I still don't disagree with that, and wish that secular scientists would remind themselves of it a little more often. I often tell my grandchildren that what they believe doesn't matter, there is a truth that is true whether you believe it or not. Belief in something doesn't make truth more true, nor can it make a falsehood the truth.
To me, reason was how I determined what was true, faith is my belief in what is true, and religion is how I choose to live out my faith. (again, I'm not a very religious person...so I don't live out as close to my faith as I would like, but that's not to be confused with double-mindedness.) To do less would be living a lie. (yes, yes, I'm often guilty of that, too, but it in no way is a reflection of what I believe.)
That brings me, however to the objectivist.
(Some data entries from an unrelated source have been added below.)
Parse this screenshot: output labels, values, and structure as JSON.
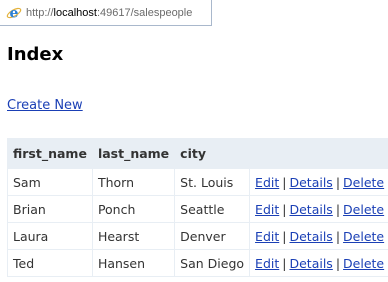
{
  "browser": {
    "url_prefix": "http://",
    "url_host": "localhost",
    "url_path": ":49617/salespeople"
  },
  "page": {
    "title": "Index",
    "create_link": "Create New"
  },
  "table": {
    "headers": [
      "first_name",
      "last_name",
      "city",
      ""
    ],
    "rows": [
      {
        "first_name": "Sam",
        "last_name": "Thorn",
        "city": "St. Louis"
      },
      {
        "first_name": "Brian",
        "last_name": "Ponch",
        "city": "Seattle"
      },
      {
        "first_name": "Laura",
        "last_name": "Hearst",
        "city": "Denver"
      },
      {
        "first_name": "Ted",
        "last_name": "Hansen",
        "city": "San Diego"
      }
    ],
    "actions": {
      "edit": "Edit",
      "details": "Details",
      "delete": "Delete",
      "separator": "|"
    }
  },
  "colors": {
    "link": "#1a3fb5",
    "header_bg": "#e8eef4",
    "ie_icon": "#2a7fd4"
  },
  "icons": {
    "browser": "internet-explorer-icon"
  }
}
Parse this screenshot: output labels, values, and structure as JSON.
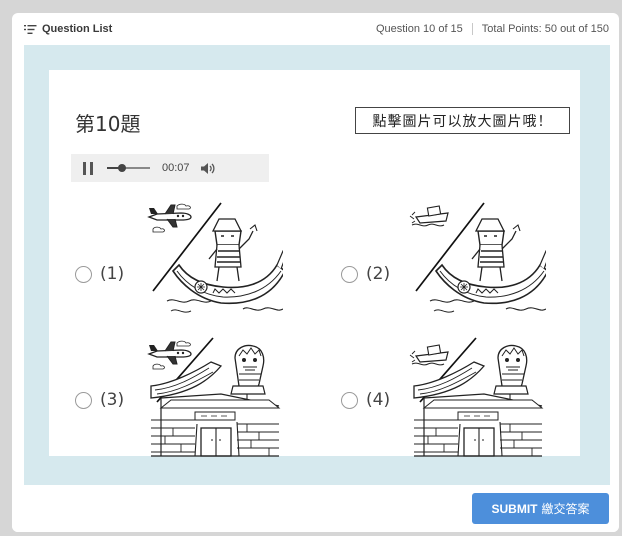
{
  "topbar": {
    "question_list_label": "Question List",
    "question_progress": "Question 10 of 15",
    "total_points": "Total Points: 50 out of 150"
  },
  "question": {
    "title": "第10題",
    "zoom_hint": "點擊圖片可以放大圖片哦！"
  },
  "audio": {
    "time": "00:07",
    "progress": 0.35,
    "state": "playing"
  },
  "options": [
    {
      "label": "(1)",
      "picture": "airplane-and-person-in-boat"
    },
    {
      "label": "(2)",
      "picture": "boat-and-person-in-boat"
    },
    {
      "label": "(3)",
      "picture": "airplane-and-temple-lion"
    },
    {
      "label": "(4)",
      "picture": "boat-and-temple-lion"
    }
  ],
  "footer": {
    "submit_en": "SUBMIT",
    "submit_zh": "繳交答案"
  },
  "colors": {
    "stage_bg": "#d6e9ee",
    "submit_bg": "#4d8fdb",
    "page_bg": "#d6d6d6"
  }
}
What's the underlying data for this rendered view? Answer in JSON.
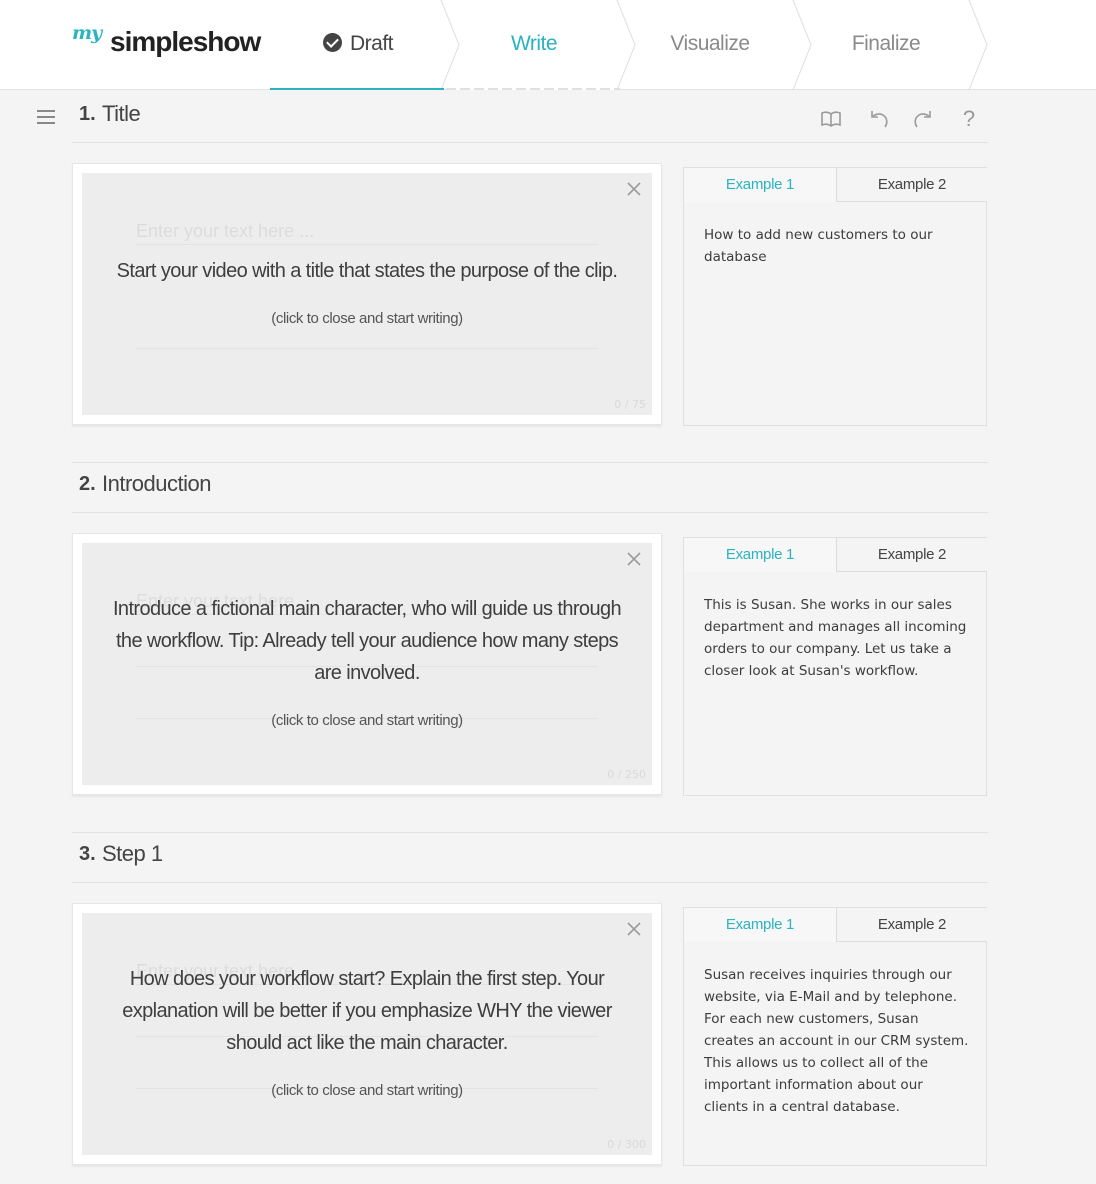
{
  "brand": {
    "prefix": "my",
    "name": "simpleshow"
  },
  "wizard_steps": [
    {
      "label": "Draft",
      "state": "done"
    },
    {
      "label": "Write",
      "state": "active"
    },
    {
      "label": "Visualize",
      "state": "pending"
    },
    {
      "label": "Finalize",
      "state": "pending"
    }
  ],
  "toolbar": {
    "icons": [
      "book-icon",
      "undo-icon",
      "redo-icon",
      "help-icon"
    ],
    "help_glyph": "?"
  },
  "colors": {
    "accent": "#2ab3c0",
    "text": "#444444",
    "background": "#f4f4f4"
  },
  "sections": [
    {
      "number": "1.",
      "title": "Title",
      "placeholder": "Enter your text here ...",
      "hint": "Start your video with a title that states the purpose of the clip.",
      "close_note": "(click to close and start writing)",
      "counter": "0 / 75",
      "example_tabs": [
        "Example 1",
        "Example 2"
      ],
      "example_text": "How to add new customers to our database"
    },
    {
      "number": "2.",
      "title": "Introduction",
      "placeholder": "Enter your text here ...",
      "hint": "Introduce a fictional main character, who will guide us through the workflow. Tip: Already tell your audience how many steps are involved.",
      "close_note": "(click to close and start writing)",
      "counter": "0 / 250",
      "example_tabs": [
        "Example 1",
        "Example 2"
      ],
      "example_text": "This is Susan. She works in our sales department and manages all incoming orders to our company. Let us take a closer look at Susan's workflow."
    },
    {
      "number": "3.",
      "title": "Step 1",
      "placeholder": "Enter your text here ...",
      "hint": "How does your workflow start? Explain the first step. Your explanation will be better if you emphasize WHY the viewer should act like the main character.",
      "close_note": "(click to close and start writing)",
      "counter": "0 / 300",
      "example_tabs": [
        "Example 1",
        "Example 2"
      ],
      "example_text": "Susan receives inquiries through our website, via E-Mail and by telephone. For each new customers, Susan creates an account in our CRM system. This allows us to collect all of the important information about our clients in a central database."
    }
  ]
}
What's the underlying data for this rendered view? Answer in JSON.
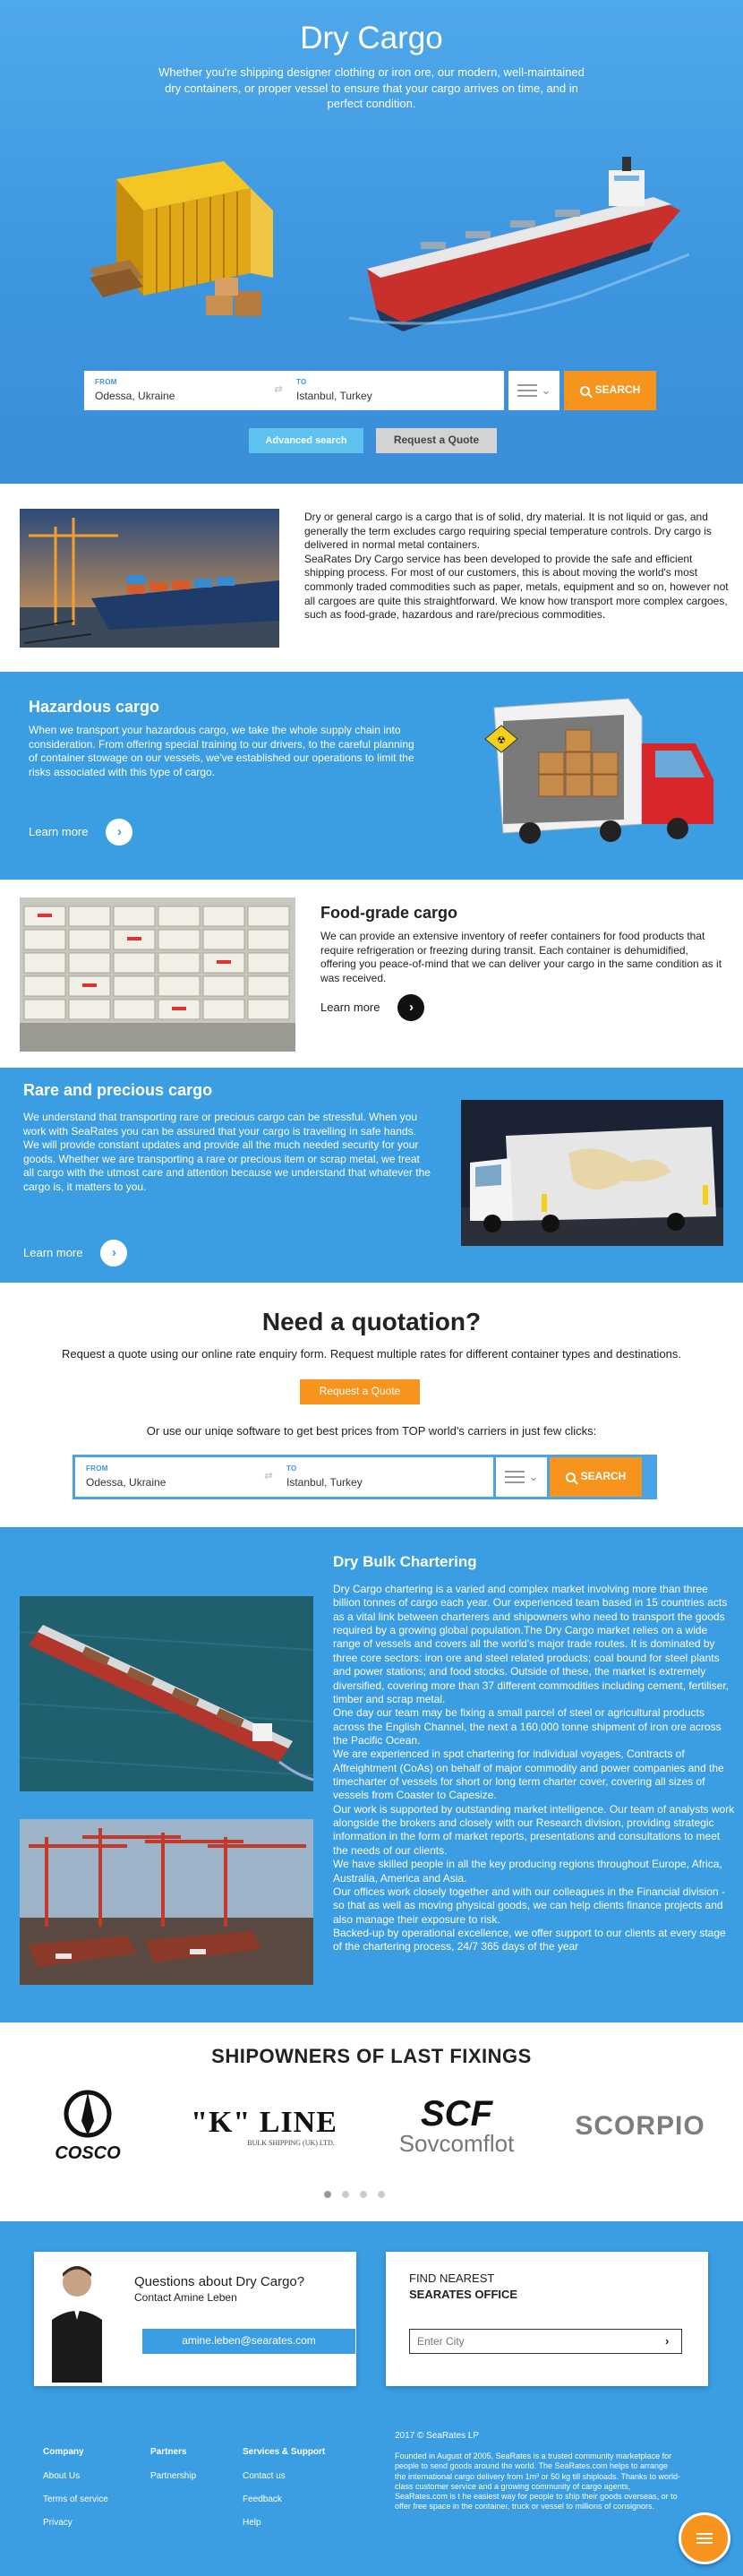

A reasonable case for atheism in that the ONLY basis to determine TRUTH is observation and reason.
This means that although reality is immutable and, in any given context, only one answer is true, the truth is not automatically available to a human consciousness and can be obtained only by a certain mental process which is required of every man who seeks knowledge—that there is no substitute for this process, no escape from the responsibility for it, no shortcuts, no special revelations to privileged observers—and that there can be no such thing as a final “authority” in matters pertaining to human knowledge. Metaphysically, the only authority is reality; epistemologically—one’s own mind. The first is the ultimate arbiter of the second.By their own admission there are shortcomings to this. By definition they build a box of rules that won't allow for "special revelation" and they claim that the only authority is "reality", but what they mean is man's perception of reality, because let's face it if you don't have all the facts, then it's logical to think that you may not stumble upon the truth, let alone the whole truth. By their own definition of reality, they limit truth to their perception of reality.
I find it almost amusing and in direct conflict with Aristotle's simple statement. If you want to be bound by the limitations of the human condition and put yourself in a dark box, it would be easy to see why they'll never be illuminated. Their reality will remain dark and box like. I don't choose to limit my understanding of things to the human condition.
Truth is truth whether you believe it or not, on that we can agree.